Les quatre familles du catholicisme français

L’engagement politique des catholiques ne se résume pas à l’image que la Manif pour tous a pu en donner. Il va de gauche à droite, de l’aide humanitaire aux sans-papiers à la lutte contre l’avortement.

À la fin des années 1970, dans un ouvrage devenu classique, Guy Michelat et Michel Simon ont montré qu’il existait une forte corrélation entre l’intensité de la pratique religieuse et le vote à droite : plus un catholique assiste régulièrement à la messe, plus la probabilité qu’il soit un électeur de droite augmente 1. Ce constat n’a jamais été invalidé. Les élections présidentielles de 2012 en ont donné une nouvelle illustration. Au premier tour, selon un sondage Harris Viadeo commandé par La Vie, les pratiquants ont voté à 47 % pour Nicolas Sarkozy (alors que ce choix ne représente que 29,6 % des électeurs), à 17 % pour François Bayrou, à 15 % pour Marine Le Pen et enfin à 14 % pour François Hollande  2. Au second tour, ils auraient voté à 79 % ou à 66 % pour le président sortant selon les estimations 3. Longtemps, les catholiques pratiquants ont été plus réticents que le reste des Français à voter pour le Front national. Les dernières élections manifestent qu’ils sont désormais plus nombreux, surtout chez les jeunes, à accorder leurs suffrages au parti de M. Le Pen 4.

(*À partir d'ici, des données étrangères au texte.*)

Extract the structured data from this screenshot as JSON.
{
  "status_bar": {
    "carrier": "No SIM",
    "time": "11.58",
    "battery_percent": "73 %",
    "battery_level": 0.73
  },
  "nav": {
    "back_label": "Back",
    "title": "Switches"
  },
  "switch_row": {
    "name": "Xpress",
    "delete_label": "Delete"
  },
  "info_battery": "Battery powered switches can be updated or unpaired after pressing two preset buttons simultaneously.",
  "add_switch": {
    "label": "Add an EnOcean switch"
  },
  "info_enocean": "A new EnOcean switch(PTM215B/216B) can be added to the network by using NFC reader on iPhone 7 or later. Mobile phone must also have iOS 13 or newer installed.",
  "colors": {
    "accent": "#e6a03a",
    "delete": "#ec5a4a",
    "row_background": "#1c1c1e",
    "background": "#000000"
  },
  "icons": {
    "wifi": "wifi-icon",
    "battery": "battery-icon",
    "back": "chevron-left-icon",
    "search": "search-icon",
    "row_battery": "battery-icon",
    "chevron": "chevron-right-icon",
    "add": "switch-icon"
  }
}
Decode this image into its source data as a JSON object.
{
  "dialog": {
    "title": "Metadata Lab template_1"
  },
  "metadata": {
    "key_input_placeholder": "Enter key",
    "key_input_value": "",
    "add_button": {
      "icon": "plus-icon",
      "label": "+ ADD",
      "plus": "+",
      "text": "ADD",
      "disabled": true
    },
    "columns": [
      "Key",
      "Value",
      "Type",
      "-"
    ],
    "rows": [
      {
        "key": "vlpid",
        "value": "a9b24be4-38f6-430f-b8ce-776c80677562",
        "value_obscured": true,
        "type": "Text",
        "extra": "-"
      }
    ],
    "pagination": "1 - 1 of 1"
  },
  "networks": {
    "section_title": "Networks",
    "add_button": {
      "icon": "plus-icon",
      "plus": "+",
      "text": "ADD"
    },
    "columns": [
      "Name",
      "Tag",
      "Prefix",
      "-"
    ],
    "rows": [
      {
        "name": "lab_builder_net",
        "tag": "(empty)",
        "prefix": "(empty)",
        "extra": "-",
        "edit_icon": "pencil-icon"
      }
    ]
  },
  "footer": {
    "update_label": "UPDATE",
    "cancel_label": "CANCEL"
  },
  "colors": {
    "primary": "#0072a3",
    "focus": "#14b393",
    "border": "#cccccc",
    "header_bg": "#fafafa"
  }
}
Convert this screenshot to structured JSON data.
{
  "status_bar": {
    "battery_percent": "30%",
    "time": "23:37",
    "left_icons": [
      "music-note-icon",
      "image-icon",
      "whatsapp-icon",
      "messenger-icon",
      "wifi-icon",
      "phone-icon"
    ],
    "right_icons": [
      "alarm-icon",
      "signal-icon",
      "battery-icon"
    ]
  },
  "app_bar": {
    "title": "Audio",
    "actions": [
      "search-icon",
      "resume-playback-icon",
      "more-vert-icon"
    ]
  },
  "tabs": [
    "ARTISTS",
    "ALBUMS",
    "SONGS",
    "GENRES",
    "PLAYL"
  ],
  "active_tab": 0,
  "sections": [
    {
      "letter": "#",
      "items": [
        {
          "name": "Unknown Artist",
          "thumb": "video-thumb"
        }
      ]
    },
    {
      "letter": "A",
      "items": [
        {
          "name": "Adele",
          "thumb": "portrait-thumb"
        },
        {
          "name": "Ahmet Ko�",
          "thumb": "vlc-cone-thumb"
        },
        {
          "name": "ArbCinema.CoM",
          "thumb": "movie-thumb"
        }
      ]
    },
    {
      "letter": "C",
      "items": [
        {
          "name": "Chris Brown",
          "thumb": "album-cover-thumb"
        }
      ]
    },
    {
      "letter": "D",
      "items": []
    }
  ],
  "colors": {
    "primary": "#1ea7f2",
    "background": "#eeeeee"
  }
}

Contrairement aux autres pays de tradition catholique, la démocratie chrétienne ne s’est jamais véritablement implantée en France. Quand on les interroge, les catholiques, comme bien des Français, avouent voter par défaut plus que par adhésion. Les partis ne leur semblent pas l’espace le plus adéquat pour « servir » avec « désintéressement » la société 5. Par conséquent, le vote n’est pas la meilleure entrée pour saisir leurs convictions politiques. Leur civisme s’exprime plus souvent par des engagements associatifs ou par un mode de vie délibérément contre-culturel. Parmi les catholiques les plus engagés, quatre univers de sensibilités sont repérables 6.

 

1 ◊ Les fraternels au service des exclus

Pour les catholiques fraternels, Jésus est celui qui inclut l’exclu. Il transgresse l’ordre social de son époque pour manifester la miséricorde de Dieu. Il soigne les lépreux, pardonne la femme adultère. Pour ces catholiques, être fidèle à Jésus, c’est adopter une posture d’accueil et de compassion. Ils aiment que la messe soit un temps d’accueil et de communion où chacun peut avoir sa place : hommes et femmes ; divorcés remariés et homosexuels ; Français et étrangers. Héritiers revendiqués du concile Vatican II, ils apprécient le pape François et se reconnaissent bien dans sa définition de l’Église comme « hôpital de campagne ». Ils sont très engagés au Secours catholique, au Comité catholique contre la faim et pour le développement (CCFD-Terre solidaire), ou à l’Action des chrétiens pour l’abolition de la torture (Acat). Ils sont très regardants sur la place qui est faite aux exclus. Que ce soient les migrants, les réfugiés, les précaires ou les SDF. On les trouve en première ligne dans le secours aux habitants de la « Jungle » de Calais. Les fraternels sont massivement composés de retraités et par conséquent leur civisme passe par le bénévolat et un soutien financier aux ONG chrétiennes et moins par un militantisme partisan direct. En politique, la construction européenne leur semble nécessaire pour éviter les replis identitaires. Plutôt centristes, leur positionnement explique que le vote François Bayrou soit surreprésenté parmi les catholiques pratiquants.